Trisha has done a lot of action scenes for this film, but according to Sundar, it’s not of the usual “girl-beats-up-five-men variety. I’ve kept it more realistic.” He says the fight scenes are very strategically planned. “Trisha uses stealth and timing to great effect.” The action scenes for the film have been choreographed by stunt director Supreme Sundar. The actress attended a three-week workshop conducted by him to learn stunts involving a rope. “She also had to learn how to balance herself when falling down, and practise running and kicking.”

The film has been shot in forests around Kodaikanal and Karaikudi. The director recalls the shooting experience with fondness, “We were shooting the climax in Muraiyur and Soorakudi. At Muraiyur, we had a stage set up for a drama scene.
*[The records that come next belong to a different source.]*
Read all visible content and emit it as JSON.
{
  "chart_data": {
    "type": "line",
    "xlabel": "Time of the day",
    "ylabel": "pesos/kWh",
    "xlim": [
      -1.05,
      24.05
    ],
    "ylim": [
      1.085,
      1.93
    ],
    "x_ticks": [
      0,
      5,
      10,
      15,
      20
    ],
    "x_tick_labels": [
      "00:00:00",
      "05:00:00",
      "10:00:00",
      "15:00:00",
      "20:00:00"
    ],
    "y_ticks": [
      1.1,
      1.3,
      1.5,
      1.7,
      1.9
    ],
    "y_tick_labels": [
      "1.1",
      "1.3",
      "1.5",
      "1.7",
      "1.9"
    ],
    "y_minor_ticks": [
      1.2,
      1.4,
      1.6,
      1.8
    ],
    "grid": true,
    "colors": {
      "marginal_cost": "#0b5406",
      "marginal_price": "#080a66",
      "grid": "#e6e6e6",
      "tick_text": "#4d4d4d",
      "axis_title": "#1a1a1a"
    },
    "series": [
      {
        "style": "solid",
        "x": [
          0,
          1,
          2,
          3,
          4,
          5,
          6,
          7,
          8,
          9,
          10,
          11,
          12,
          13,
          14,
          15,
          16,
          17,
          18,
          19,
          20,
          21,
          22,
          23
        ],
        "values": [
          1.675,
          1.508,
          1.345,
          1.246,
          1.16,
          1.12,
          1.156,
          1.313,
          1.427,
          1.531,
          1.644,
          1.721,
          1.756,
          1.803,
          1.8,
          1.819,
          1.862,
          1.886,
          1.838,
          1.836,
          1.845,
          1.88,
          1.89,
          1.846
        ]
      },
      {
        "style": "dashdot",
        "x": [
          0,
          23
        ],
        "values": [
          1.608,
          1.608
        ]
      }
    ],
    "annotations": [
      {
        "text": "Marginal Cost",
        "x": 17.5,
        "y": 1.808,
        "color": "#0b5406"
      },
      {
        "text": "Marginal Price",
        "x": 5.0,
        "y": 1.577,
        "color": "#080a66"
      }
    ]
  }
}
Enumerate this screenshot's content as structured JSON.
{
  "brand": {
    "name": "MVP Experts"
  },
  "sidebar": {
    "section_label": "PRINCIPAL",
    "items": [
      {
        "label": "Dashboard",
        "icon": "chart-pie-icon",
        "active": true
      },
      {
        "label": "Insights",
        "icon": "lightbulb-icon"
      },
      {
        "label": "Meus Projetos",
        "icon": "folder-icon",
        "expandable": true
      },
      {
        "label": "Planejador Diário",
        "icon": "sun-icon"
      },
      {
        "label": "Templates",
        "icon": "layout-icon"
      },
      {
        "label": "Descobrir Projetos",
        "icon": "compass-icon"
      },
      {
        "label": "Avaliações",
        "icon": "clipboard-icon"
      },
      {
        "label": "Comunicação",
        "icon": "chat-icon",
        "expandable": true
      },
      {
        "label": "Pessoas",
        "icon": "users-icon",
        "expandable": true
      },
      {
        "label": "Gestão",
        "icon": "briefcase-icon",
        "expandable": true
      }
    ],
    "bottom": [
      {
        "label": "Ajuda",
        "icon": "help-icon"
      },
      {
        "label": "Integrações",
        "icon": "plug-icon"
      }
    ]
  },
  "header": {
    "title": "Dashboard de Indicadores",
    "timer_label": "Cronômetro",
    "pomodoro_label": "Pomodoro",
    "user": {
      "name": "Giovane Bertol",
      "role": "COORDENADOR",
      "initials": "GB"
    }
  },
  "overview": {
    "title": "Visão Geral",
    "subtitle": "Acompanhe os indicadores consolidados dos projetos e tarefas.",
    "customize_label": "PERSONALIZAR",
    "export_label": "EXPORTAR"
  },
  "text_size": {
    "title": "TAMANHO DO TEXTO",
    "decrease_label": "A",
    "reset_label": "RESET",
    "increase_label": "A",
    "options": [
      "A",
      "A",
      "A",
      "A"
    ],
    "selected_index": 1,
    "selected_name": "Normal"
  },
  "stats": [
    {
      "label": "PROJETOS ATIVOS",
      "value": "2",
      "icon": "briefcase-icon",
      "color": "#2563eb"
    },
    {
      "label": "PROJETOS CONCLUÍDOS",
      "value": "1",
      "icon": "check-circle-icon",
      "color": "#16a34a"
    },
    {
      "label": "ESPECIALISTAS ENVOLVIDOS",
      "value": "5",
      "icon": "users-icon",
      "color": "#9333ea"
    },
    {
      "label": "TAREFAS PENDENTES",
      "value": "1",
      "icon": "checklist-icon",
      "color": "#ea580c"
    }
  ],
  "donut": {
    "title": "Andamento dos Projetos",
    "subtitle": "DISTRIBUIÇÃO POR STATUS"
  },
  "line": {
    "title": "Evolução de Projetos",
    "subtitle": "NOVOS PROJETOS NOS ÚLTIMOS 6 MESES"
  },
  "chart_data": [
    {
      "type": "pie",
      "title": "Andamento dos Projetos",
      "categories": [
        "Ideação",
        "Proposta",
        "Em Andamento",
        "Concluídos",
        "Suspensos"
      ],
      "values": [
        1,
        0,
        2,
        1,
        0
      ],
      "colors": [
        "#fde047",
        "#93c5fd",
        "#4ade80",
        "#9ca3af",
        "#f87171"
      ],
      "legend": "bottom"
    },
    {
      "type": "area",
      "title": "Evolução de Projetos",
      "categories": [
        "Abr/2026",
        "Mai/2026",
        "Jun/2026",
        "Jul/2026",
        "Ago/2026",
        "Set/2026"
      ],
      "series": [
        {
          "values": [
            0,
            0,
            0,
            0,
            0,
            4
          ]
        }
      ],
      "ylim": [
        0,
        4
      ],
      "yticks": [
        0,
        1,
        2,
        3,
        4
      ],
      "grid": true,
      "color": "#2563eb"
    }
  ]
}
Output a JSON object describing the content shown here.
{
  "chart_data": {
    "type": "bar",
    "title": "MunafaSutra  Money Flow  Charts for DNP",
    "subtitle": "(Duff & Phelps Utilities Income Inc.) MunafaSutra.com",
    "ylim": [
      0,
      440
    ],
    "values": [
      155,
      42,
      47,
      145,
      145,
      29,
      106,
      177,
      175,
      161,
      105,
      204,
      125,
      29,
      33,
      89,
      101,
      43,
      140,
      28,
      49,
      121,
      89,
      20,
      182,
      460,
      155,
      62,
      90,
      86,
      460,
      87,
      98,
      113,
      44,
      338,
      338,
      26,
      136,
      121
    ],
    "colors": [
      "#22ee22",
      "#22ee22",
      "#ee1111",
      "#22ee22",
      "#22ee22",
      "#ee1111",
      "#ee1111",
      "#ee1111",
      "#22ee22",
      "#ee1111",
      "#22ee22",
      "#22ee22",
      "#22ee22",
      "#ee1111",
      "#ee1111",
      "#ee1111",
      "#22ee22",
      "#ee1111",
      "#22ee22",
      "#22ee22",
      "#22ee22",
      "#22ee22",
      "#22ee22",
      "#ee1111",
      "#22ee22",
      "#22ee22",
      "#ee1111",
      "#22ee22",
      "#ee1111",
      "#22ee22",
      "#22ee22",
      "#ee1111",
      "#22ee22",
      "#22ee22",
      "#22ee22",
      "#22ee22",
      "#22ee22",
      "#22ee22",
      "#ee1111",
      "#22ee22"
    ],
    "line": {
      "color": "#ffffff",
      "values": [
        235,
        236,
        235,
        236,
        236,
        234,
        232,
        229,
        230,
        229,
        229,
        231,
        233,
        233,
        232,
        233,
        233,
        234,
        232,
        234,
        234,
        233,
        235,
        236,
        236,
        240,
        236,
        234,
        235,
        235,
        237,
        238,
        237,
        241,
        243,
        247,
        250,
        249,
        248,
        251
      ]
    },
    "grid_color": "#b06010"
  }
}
Every evening at 6pm, nearly 1,000 people would gather to watch the shoot and stay till night. Trisha would keep waving at them while shooting.” The actress’ involvement was a huge boost for the director. “She refused the help of a body double. In between shots, she would wait patiently, and only when all scenes were completed, would she return to her caravan. I was also amazed by her sense of continuity. Once we were shooting a scene many weeks later, and she reminded us about a mark on her arm that we had missed.”